DEFRA outlined several key aims of the sprint process which were:
- Collaboratively define a longer-term vision for the Packaging Reforms
- Identify strategic objectives to deliver the Packaging Reforms vision and identify the associated activities required to deliver and achieve the end state vision
- Ensure all assumptions on achieving the objectives have been captured and risks and challenges identified.
- Co create a shared high-level outcome focused roadmap for post 2023 and identify any gaps in delivery of the reforms that could hinder realisation of the end vision
How did the sprint groups work?
Following an initial, in-person event in London, sprint attendees were split into a total of 4 groups to develop a long term vision. In the build-up, Industry highlighted concerns that DEFRA were attempting to silo us into groups (trade associations, producers etc) to restrict wider discussions. This led to DEFRA developing cross industry stakeholder groups with a wide range of representation in each covering Producers, Trade Associations, NGOs, Waste management / reprocessors and Retailers.

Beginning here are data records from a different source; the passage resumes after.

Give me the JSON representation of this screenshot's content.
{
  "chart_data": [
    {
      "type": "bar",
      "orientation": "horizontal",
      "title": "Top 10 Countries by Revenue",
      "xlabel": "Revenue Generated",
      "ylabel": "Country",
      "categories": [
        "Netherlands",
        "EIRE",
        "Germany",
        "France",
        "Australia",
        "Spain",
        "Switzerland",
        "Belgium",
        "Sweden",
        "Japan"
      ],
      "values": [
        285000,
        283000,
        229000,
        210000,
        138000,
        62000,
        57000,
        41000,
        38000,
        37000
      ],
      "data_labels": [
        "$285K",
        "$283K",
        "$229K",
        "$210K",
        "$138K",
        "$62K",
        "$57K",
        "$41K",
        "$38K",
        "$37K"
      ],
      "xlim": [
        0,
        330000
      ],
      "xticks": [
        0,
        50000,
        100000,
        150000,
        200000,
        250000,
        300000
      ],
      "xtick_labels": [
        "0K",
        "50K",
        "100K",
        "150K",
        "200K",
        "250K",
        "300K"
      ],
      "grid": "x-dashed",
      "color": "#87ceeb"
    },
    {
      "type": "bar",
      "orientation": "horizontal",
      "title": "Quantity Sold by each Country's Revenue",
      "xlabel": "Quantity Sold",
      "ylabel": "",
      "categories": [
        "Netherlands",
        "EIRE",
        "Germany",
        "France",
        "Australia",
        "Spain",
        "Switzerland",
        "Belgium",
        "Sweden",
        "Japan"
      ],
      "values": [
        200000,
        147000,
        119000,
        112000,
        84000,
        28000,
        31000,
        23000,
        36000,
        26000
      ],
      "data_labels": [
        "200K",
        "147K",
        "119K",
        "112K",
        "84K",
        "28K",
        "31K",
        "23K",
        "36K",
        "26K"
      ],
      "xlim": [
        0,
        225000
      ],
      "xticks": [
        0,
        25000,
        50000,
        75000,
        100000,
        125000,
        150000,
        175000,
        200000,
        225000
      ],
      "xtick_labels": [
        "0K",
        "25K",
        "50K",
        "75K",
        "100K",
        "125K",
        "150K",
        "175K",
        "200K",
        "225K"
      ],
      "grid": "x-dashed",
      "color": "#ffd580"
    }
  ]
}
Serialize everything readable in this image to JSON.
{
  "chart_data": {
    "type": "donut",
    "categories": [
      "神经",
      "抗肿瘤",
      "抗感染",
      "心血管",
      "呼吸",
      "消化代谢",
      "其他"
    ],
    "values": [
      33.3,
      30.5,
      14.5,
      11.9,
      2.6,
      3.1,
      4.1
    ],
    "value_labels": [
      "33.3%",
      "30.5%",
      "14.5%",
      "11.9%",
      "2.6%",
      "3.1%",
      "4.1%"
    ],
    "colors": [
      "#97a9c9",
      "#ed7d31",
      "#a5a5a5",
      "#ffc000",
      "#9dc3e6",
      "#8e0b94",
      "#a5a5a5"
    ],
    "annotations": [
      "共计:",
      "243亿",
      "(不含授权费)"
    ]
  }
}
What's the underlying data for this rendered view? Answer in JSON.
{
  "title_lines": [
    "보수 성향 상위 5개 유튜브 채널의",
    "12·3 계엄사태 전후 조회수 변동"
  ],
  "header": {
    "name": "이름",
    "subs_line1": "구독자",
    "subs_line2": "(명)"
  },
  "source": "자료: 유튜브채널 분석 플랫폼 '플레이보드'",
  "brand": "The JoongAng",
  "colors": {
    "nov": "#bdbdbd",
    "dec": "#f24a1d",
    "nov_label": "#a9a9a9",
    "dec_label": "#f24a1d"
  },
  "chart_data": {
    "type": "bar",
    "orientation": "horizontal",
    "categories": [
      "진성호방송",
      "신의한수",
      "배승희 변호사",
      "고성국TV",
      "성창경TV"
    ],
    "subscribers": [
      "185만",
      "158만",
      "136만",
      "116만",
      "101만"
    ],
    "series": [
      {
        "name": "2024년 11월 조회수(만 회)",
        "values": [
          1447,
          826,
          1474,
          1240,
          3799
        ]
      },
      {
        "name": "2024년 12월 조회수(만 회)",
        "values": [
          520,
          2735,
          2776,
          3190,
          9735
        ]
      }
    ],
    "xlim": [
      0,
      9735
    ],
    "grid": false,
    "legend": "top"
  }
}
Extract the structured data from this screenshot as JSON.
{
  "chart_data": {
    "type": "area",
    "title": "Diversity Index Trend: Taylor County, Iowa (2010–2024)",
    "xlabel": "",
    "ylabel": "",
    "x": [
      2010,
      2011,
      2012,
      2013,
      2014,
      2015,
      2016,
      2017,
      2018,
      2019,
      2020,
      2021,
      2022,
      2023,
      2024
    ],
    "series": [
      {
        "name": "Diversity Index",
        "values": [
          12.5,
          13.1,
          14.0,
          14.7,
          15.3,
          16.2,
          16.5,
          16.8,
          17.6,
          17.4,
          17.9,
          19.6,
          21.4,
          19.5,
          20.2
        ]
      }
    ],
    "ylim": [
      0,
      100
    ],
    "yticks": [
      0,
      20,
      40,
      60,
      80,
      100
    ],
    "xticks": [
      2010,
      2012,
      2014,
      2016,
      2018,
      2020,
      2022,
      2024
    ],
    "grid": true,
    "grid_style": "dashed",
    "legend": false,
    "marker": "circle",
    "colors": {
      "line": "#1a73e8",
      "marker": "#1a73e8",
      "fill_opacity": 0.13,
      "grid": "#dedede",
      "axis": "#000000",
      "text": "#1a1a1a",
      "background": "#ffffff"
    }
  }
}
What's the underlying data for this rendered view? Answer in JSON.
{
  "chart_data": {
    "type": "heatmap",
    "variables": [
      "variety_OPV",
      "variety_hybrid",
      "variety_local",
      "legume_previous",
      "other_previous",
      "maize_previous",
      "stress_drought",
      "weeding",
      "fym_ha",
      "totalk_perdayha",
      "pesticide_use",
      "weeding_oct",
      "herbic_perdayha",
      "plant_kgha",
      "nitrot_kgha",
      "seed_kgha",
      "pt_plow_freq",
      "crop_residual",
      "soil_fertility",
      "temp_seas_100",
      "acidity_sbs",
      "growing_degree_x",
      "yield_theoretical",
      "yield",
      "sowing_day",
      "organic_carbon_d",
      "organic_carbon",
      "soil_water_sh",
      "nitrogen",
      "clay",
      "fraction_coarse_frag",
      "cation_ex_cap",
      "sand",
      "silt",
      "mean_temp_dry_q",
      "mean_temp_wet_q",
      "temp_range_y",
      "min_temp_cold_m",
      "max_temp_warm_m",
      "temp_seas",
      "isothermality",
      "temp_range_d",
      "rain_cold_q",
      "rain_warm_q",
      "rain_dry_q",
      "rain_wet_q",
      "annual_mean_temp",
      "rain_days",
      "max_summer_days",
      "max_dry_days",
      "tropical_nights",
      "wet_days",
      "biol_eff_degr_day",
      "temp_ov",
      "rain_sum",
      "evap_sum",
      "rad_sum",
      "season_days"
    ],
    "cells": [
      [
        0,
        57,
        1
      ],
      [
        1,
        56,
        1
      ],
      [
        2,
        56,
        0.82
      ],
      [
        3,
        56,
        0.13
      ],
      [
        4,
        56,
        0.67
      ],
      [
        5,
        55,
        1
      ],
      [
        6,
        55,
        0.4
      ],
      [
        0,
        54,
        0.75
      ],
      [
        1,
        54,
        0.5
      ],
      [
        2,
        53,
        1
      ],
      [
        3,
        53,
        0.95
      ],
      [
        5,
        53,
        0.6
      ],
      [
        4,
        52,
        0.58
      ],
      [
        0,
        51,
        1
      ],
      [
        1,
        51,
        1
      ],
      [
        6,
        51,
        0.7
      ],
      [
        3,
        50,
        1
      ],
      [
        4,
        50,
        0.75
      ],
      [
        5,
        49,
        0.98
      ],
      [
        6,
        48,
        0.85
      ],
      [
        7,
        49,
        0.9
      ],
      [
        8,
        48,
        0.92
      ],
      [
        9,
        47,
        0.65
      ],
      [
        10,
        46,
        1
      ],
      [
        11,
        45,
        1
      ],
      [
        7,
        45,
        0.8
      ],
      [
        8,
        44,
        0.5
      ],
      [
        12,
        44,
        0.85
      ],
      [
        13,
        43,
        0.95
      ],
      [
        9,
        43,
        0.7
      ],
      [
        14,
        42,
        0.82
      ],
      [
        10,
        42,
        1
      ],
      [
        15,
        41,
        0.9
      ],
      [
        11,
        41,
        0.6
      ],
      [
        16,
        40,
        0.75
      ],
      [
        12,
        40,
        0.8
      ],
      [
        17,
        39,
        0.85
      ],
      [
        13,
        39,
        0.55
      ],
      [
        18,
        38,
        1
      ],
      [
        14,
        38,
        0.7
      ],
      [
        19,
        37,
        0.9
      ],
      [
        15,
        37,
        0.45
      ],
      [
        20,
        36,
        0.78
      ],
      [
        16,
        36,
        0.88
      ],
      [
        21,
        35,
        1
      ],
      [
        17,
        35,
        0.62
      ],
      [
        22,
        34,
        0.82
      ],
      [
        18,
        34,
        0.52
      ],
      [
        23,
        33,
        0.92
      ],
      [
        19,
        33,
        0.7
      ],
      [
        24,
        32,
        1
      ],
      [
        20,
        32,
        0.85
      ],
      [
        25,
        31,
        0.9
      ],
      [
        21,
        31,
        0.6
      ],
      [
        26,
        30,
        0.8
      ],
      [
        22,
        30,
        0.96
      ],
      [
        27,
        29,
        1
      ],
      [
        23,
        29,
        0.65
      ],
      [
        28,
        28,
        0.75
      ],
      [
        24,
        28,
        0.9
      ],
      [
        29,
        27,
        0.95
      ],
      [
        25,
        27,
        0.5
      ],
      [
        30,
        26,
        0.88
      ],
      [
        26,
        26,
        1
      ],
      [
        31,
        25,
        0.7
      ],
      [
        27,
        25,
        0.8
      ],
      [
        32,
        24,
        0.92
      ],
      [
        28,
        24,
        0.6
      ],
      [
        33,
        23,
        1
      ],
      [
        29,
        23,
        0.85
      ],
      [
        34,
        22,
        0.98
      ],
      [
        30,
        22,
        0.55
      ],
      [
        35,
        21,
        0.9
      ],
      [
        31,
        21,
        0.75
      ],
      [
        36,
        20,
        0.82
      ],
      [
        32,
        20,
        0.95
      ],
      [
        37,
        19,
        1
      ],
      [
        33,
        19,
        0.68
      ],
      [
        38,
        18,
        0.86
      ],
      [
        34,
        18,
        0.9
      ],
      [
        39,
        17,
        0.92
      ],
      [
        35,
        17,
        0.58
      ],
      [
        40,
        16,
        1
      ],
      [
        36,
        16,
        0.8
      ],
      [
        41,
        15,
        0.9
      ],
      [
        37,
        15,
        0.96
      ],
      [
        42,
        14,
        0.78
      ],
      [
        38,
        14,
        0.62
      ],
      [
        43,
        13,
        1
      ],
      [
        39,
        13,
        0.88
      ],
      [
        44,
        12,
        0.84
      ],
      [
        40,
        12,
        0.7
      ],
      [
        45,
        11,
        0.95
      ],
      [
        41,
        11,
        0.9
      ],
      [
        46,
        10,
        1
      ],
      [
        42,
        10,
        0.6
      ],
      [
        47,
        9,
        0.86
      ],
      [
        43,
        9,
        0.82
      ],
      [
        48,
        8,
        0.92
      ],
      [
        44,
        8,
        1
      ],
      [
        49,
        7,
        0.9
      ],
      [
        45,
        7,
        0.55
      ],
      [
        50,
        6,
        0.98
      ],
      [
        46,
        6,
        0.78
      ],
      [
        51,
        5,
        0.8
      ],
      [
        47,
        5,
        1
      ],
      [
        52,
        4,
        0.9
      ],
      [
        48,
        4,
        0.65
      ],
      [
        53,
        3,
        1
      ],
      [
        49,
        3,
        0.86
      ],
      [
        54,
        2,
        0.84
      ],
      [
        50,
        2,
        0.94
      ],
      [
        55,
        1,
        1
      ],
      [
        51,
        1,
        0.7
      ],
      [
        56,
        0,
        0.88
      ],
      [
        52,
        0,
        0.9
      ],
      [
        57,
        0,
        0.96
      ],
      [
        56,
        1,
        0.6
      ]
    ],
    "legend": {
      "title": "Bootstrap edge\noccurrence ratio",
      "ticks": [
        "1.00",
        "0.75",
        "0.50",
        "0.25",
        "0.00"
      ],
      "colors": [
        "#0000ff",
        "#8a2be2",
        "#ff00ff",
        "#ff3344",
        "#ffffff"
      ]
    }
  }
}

Initial barriers to progress:
The sprint process what somewhat disrupted throughout due to DEFRA’s mandate to focus on a 10 year vision rather than considering the short term issues on the horizon. This proved a concern for many attendees due to the significant, ongoing short term issues related to all three of the key CPR policies.
There was also a significant amount of “venting” at first, it is clear that this process should have been started earlier, and several people were frustrated at DEFRA’s historic lack of engagement with the sector. This also aligned with concerns that the outputs of the sprints might not be taken forward or considered seriously by the government.
Sprint Vision – Output:
Below is an extract from the final visioning sprint session which outlines the key Vision and delivery targets collated from the exercise.
The process involved considerably more detail than is shared here, once the initial barriers had been overcome, some good progress was made by the sprint groups at establishing the major obstacles that the CPR proposals must overcome as well as how to enable the above aims through government and industry collaboration. This also offered an opportunity to highlight to DEFRA that if we cannot measure the impact of these reforms properly, success is hard to determine.
What are the major take aways from the process?
Stakeholder understanding – The largest benefit from this process was an improved, joint understanding across the sector that as stakeholders, we agree on far more than we previously thought. As a result of the mixed stakeholder representation in each sprint group, there was a strong opportunity to align views and understand other stakeholders issues and concerns more clearly. Whilst this may not have been DEFRA’s aim, it has led to a much more aligned industry stakeholder value chain.
Governance issues – One major point that was consistently highlighted through the process was the need for strong scheme governance for EPR, which had clear stakeholder representation. Whilst this does not necessarily align with the government’s decision make the Scheme Administrator a public body, it does highlight the need for as much industry involvement as possible.
4 key areas for focus – DEFRA fed back to the wider group on the 21st March, including a summary of each sprint groups progress. This covered four key themes for success under CPR:
- Governance – representation and action
- Performance – targets, enforcement, and producer engagement
- Citizens – messaging, engagement, and accessibility
- Infrastructure – End of life treatment, material quality and value
What is next?
Towards the end of the sprint sessions, industry established a transition plan steering group, made up of participants from each group working together to develop a transition plan towards the 10-year vision. The group is aiming to develop a transition plan framework by the end of May.